Other CVBs, such as Dallas, Memphis and St. Paul, Minn., have been eyeing the Team San Jose model closely. Philip Jones, president and CEO of the Dallas CVB, says, “I think it’s an innovative approach for the bureau to act with the convention center, and it’s an achievement that generates best practices and maximizes limited resources. And, it seems like it’s working. We also looked at Las Vegas and the San Diego model, where you have the convention center selling citywides and the CVB selling in-house business and leisure. The Team San Jose model was the one that stood out.”

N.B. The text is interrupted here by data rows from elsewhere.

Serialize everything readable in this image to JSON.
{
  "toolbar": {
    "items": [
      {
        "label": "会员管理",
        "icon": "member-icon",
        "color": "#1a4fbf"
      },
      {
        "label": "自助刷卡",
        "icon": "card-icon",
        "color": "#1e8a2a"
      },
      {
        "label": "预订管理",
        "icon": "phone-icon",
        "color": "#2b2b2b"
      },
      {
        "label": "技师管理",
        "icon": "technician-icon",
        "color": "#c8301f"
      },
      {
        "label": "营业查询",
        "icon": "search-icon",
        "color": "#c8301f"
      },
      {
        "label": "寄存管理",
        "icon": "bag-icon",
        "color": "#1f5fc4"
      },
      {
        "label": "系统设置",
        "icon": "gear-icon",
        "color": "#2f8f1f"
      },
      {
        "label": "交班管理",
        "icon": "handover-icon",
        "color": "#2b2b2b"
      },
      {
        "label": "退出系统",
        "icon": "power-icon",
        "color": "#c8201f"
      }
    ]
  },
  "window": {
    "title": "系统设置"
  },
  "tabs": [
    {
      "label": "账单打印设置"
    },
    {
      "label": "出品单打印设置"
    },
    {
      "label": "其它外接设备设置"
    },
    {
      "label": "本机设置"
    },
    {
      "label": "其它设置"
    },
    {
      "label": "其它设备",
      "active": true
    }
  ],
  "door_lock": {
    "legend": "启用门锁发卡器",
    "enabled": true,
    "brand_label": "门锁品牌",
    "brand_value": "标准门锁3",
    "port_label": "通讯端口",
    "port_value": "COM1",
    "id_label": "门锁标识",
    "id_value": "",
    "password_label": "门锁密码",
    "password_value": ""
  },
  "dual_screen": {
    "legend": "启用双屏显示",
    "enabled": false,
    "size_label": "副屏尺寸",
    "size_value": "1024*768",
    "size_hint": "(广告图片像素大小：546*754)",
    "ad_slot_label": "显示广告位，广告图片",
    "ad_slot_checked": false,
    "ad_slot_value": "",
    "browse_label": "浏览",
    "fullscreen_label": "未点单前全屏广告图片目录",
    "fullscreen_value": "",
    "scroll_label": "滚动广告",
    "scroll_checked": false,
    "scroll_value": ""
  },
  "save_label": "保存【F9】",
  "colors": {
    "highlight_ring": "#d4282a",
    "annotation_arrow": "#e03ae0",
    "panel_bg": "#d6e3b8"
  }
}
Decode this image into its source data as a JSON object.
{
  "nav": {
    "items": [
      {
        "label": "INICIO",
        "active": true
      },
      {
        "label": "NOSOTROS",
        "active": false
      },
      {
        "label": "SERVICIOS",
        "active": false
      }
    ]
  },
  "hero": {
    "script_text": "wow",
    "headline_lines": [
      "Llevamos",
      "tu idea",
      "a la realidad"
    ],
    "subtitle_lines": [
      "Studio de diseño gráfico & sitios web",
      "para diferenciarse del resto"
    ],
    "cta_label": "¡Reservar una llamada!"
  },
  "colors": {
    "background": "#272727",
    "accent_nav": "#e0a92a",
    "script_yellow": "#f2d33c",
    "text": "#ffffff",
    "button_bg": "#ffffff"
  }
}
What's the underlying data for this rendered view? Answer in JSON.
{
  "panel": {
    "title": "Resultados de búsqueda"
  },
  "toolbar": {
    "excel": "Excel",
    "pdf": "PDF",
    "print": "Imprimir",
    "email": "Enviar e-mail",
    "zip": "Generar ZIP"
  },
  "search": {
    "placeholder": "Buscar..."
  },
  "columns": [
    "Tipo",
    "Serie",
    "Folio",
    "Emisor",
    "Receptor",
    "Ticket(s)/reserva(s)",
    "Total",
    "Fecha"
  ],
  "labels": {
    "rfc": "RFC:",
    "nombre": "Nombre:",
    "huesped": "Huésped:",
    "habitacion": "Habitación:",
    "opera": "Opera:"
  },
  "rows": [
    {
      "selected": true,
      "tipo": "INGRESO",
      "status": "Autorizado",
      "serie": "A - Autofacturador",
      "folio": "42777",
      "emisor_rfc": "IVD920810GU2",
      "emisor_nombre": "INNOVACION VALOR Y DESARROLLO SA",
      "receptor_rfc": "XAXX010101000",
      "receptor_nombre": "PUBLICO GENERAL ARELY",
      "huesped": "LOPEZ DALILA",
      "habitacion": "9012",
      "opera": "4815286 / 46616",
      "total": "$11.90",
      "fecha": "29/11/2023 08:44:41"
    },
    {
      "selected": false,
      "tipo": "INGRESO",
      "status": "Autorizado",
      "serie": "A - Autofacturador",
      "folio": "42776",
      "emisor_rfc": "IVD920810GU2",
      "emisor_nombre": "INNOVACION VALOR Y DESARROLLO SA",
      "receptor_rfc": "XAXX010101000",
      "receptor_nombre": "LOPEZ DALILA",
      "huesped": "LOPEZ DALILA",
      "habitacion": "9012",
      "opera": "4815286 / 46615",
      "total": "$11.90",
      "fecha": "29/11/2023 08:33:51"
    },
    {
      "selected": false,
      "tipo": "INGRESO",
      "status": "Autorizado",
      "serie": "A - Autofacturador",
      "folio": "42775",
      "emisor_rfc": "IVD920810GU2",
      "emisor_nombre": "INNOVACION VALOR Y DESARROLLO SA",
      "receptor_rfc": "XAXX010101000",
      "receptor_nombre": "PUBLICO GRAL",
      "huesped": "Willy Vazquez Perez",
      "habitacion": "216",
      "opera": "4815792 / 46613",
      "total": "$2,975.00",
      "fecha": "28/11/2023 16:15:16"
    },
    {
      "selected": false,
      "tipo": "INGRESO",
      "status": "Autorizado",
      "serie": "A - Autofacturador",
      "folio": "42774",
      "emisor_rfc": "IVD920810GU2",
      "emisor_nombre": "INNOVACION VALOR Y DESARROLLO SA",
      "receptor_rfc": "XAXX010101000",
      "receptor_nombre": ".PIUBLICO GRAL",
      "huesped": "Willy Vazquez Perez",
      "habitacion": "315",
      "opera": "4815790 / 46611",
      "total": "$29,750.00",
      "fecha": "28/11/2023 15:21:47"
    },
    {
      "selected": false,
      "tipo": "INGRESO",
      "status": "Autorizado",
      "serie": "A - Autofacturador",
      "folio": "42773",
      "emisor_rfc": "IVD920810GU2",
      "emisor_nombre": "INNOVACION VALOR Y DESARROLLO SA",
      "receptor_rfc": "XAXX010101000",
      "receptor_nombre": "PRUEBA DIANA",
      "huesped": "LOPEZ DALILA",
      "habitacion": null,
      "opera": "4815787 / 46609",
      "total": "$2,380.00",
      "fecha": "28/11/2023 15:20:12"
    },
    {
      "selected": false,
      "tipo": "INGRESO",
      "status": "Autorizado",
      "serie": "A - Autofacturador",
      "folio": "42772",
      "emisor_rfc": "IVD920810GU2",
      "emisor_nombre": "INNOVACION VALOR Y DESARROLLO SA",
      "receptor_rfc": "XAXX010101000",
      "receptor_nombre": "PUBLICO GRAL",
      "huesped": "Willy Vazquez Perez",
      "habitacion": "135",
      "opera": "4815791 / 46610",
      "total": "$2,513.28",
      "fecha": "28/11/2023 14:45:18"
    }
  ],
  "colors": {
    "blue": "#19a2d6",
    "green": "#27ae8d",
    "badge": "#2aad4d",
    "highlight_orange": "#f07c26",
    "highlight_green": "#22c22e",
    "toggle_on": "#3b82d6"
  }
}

Ellis-Lamkins and Fenton say the biggest question people have is how they get all the city’s leaders to sit down and work together. Ellis-Lamkins says, “I think you have to be committed to each other’s success, have a supportive relationship and remind them about the bottom line. I know hotel folks and arts folks are thinking about how to make labor succeed, and I’m thinking: We’ve got to book hotel rooms.”